The Cleveland Clinic in November announced it would begin a clinical trial of uterus transplants—taking uteri from dead women and transplanting them into healthy women in their twenties and thirties who have ovaries but lack a uterus (an uncommon problem accounting for 3 percent of female infertility).
Turkey and Sweden have been experimenting with uterus transplants involving living donors, and in September 2014 Sweden celebrated the first live birth following a transplant. But the Cleveland Clinic trial is the first in the U.S., and it raises unique ethical issues.

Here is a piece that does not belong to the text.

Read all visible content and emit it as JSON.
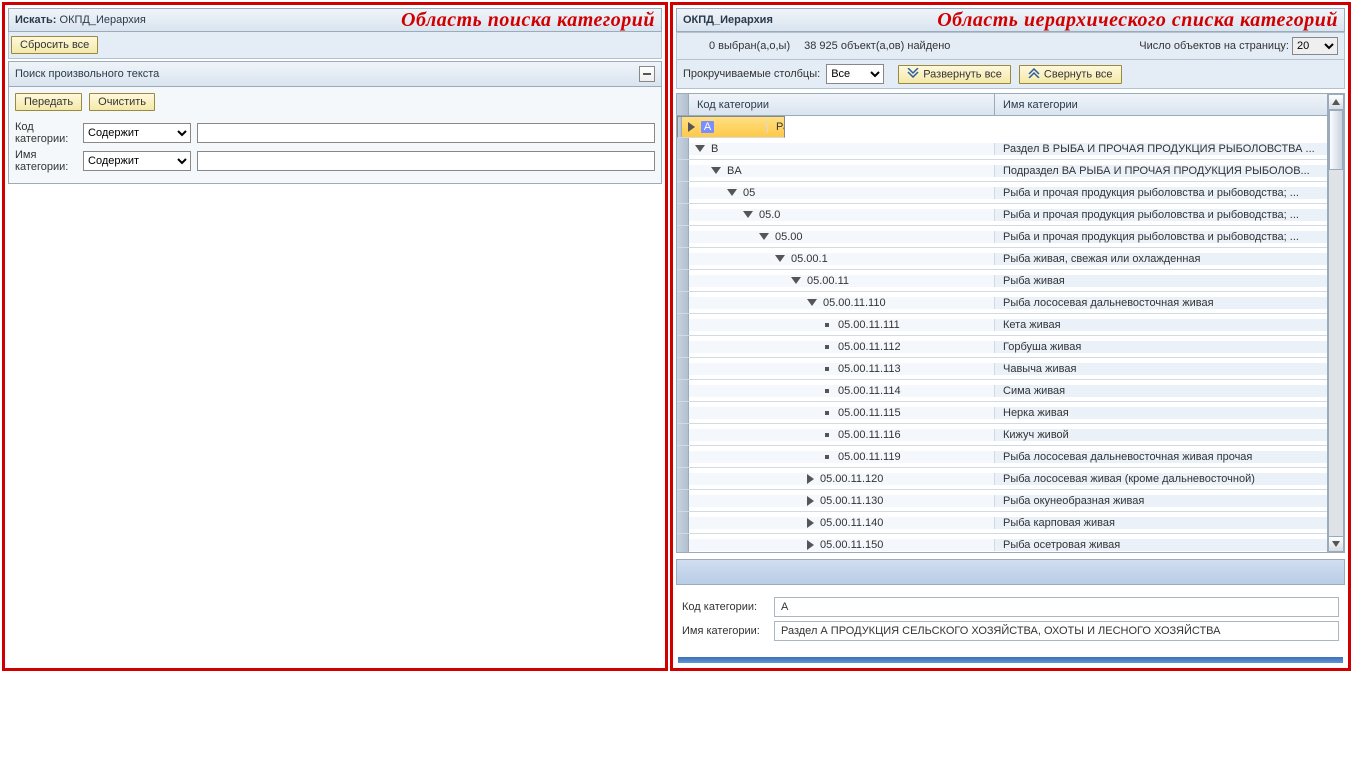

First, transplanting a kidney can save a life, but transplanting a uterus converts an essentially “well” person into a patient. It’s only the first step in a path to childbirth that requires multiple surgeries, including the transplant operation and removal of the transplanted uterus after one or two successful pregnancies. Pregnancy requires successful in vitro fertilization and a Caesarean section delivery. And if the woman’s body begins rejecting the transplanted uterus during a pregnancy, doctors would either have to remove the uterus or increase medications, both with dire consequences for the baby.
Second, doctor and medical ethicist Susan Haack notes research in this area “has violated all research protocols for procedures involving human subjects.” Doctors never successfully tested it on animal models before trying it with humans: Reports of five pregnancies and four births since 2012 don’t reveal the number of failures. A uterus transplant is a “costly, temporary procedure that poses grave threats to a woman’s health … and even greater threats to the life and health of any child born in such an experimental situation,” she said.
Haack, a retired Ob/Gyn with a masters in bioethics and divinity, said the sole purpose of the transplants is to give women “the experience of pregnancy.” That makes it “fundamentally different” from other “quality of life” transplants, such as cornea, face, or hand, explained Kavita Shah Arora and Valarie Blake in The Journal of Medical Ethics. Most persons probably would understand why physicians would “desecrate a corpse” to retrieve an organ to save the life of another person, but should they invade a deceased body to improve someone else’s quality of life regarding reproduction?
Haack is not optimistic the Cleveland Clinic trial will bear good fruit.
“It is only a matter of time before we try transplanting uteri into novel subjects, like men, and upsetting all natural boundaries—because we can,” she warned. “It is as if we are sneering in the face of our Creator, while proclaiming our freedom from His patronizingly imposed boundaries and limitations for our lives.”